# MSc. Dissertation - DataScience By Robert Solomon
### Analysis of Remote Work Impact on Employee Well-Being (Cleaned Primary Dataset)

In [46]:
# Importing necessary libraries here below:

import numpy as np
import pandas as pd
import scipy.stats as stats
from scipy.stats import f_oneway
import statsmodels.api as sm
from statsmodels.formula.api import ols

### 1. Loading in the primary survey data

In [34]:
# Loading cleaned dataset
wfh_cleanedMentalHealth_surveyData = pd.read_csv('../Primary_Research/PR_Dataset/cleaned_WFH-Mental_Health_(Survey).csv')

In [36]:
# Displaying the first few rows to inspect the data
wfh_cleanedMentalHealth_surveyData.head()

Unnamed: 0,Timestamp,Age_Group,Gender,Work_Location,Industry,Work_Life_Balance,Weekly_Hours_Worked,Stress_Level,Stress_Factors,Social_Isolation_Frequency,Lack_Of_Team_Connection,Employer_Mental_Health_Support,Mental_Health_Recommendations,stress_score
0,2025/01/27 12:02:17 PM GMT,25–34,0,,IT/Technology,4,35,4,Isolation from colleagues,1.0,1.0,2,Stop remote work and have people come into the...,3.0
1,2025/01/27 12:02:39 PM GMT,25–34,0,1.0,IT/Technology,5,40,5,Lack of clarity about whether I will be forced...,2.0,0.0,1,No Response,3.0
2,2025/01/27 12:11:36 PM GMT,35–44,0,1.0,IT/Technology,5,39,5,Other (please specify);Less commute / Less tim...,3.0,0.0,3,Regional hot desk options at some of the many ...,2.0
3,2025/01/27 12:14:54 PM GMT,45–54,0,1.0,IT/Technology,5,39,5,On call over weekends,3.0,0.0,3,Occasional lunchtime meetups if enough people ...,2.0
4,2025/01/27 12:25:24 PM GMT,35–44,1,1.0,IT/Technology,2,9,2,Increased workload,4.0,0.0,3,Add remote workers team lead to identify possi...,-2.0


### 2. Grouping stress levels by work location

In [41]:
remote_stress = wfh_cleanedMentalHealth_surveyData[wfh_cleanedMentalHealth_surveyData['Work_Location'] == 1.0]['Stress_Level']
hybrid_stress = wfh_cleanedMentalHealth_surveyData[wfh_cleanedMentalHealth_surveyData['Work_Location'] == 2.0]['Stress_Level']
onsite_stress = wfh_cleanedMentalHealth_surveyData[wfh_cleanedMentalHealth_surveyData['Work_Location'] == 3.0]['Stress_Level']

### 2.1 Performing one-way ANOVA (for Work Location and Stress Levels) for Primary Data

In [48]:
anova_result = stats.f_oneway(remote_stress, hybrid_stress, onsite_stress)

In [50]:
# Printing the results
print("One-Way ANOVA Results for Work Location and Stress Levels")
print(f"F-statistic: {anova_result.statistic:.4f}, p-value: {anova_result.pvalue:.4f}")

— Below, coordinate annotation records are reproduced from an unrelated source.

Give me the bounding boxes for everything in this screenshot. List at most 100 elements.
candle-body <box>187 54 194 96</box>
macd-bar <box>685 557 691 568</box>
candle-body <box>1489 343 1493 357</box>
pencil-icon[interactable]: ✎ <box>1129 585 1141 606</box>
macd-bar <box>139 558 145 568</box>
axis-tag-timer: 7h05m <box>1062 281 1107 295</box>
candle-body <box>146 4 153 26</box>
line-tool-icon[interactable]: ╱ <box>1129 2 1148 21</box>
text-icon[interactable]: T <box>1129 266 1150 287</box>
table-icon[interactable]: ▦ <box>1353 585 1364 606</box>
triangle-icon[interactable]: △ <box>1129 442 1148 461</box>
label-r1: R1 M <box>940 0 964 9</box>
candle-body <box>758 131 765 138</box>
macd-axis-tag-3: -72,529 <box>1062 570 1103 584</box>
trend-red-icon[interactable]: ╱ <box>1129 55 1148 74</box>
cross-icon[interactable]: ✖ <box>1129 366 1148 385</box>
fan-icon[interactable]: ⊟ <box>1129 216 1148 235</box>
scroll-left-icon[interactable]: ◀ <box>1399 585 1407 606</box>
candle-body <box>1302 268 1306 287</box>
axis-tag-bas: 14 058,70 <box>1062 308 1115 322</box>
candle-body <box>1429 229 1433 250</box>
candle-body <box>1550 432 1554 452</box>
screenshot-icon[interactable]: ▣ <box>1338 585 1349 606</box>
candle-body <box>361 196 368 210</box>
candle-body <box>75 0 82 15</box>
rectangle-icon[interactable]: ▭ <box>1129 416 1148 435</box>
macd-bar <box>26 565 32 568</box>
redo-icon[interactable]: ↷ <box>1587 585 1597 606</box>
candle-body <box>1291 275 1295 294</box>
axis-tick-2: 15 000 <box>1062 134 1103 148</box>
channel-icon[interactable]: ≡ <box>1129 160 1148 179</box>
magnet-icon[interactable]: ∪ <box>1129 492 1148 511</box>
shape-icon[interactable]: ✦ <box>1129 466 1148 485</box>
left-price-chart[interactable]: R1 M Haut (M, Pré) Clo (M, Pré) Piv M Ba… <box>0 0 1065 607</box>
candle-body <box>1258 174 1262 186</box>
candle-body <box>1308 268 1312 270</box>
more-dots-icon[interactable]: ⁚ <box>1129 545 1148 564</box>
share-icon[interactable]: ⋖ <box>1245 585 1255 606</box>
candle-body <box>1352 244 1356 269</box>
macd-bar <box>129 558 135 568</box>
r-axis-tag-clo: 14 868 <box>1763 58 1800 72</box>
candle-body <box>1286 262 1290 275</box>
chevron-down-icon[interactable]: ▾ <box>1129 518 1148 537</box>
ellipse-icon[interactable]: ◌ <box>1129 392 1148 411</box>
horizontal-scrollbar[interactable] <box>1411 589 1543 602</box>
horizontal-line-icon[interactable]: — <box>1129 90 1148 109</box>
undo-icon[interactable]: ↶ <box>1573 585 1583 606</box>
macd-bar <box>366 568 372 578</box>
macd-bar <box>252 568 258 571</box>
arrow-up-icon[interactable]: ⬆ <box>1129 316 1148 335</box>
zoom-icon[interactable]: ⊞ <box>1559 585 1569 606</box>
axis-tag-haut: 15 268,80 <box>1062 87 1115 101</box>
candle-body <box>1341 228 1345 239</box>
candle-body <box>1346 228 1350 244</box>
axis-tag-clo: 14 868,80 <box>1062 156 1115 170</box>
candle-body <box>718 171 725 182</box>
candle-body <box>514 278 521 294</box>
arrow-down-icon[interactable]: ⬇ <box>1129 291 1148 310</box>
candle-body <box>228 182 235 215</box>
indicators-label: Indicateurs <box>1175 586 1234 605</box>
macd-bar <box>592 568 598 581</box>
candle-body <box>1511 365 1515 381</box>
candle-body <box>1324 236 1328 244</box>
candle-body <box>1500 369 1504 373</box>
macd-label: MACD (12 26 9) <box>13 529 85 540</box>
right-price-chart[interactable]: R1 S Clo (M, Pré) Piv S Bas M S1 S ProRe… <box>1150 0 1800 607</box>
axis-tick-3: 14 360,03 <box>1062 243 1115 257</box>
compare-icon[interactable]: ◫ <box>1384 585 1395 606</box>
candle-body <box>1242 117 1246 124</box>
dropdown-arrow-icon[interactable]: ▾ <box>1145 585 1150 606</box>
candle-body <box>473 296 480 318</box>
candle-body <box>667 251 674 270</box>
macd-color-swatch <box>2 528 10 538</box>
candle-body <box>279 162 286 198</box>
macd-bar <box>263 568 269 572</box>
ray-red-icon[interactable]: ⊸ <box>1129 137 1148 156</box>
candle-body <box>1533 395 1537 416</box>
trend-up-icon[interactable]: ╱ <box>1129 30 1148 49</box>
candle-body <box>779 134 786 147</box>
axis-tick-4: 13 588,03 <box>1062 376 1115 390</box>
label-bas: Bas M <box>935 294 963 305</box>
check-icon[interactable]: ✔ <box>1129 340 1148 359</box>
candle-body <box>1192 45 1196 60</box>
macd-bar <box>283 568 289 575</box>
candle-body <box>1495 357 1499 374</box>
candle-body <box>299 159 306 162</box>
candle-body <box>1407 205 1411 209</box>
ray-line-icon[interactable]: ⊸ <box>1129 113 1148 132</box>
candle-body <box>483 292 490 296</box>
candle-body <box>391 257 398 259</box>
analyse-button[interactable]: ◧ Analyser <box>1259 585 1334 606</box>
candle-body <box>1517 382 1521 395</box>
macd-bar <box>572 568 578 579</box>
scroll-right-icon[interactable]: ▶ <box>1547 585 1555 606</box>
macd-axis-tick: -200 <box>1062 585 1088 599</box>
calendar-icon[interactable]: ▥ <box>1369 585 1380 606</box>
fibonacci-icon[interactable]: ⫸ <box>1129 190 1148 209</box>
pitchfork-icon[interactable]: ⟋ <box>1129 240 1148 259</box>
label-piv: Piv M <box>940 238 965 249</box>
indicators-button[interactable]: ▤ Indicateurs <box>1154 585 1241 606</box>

# Interpreting the results
if anova_result.pvalue < 0.05:
    print("Result: Significant difference found in stress levels across work locations.")
else:
    print("Result: No significant difference in stress levels across work locations.")

One-Way ANOVA Results for Work Location and Stress Levels
F-statistic: 1.6206, p-value: 0.2105
Result: No significant difference in stress levels across work locations.


### 2.1.1 Interpretation of the above Output
If p-value < 0.05, we reject the null hypothesis, meaning stress levels differ significantly across remote, hybrid, and onsite workers.
If p-value ≥ 0.05, we fail to reject the null hypothesis, meaning stress levels are not significantly different between work types which in this case appear to be the case.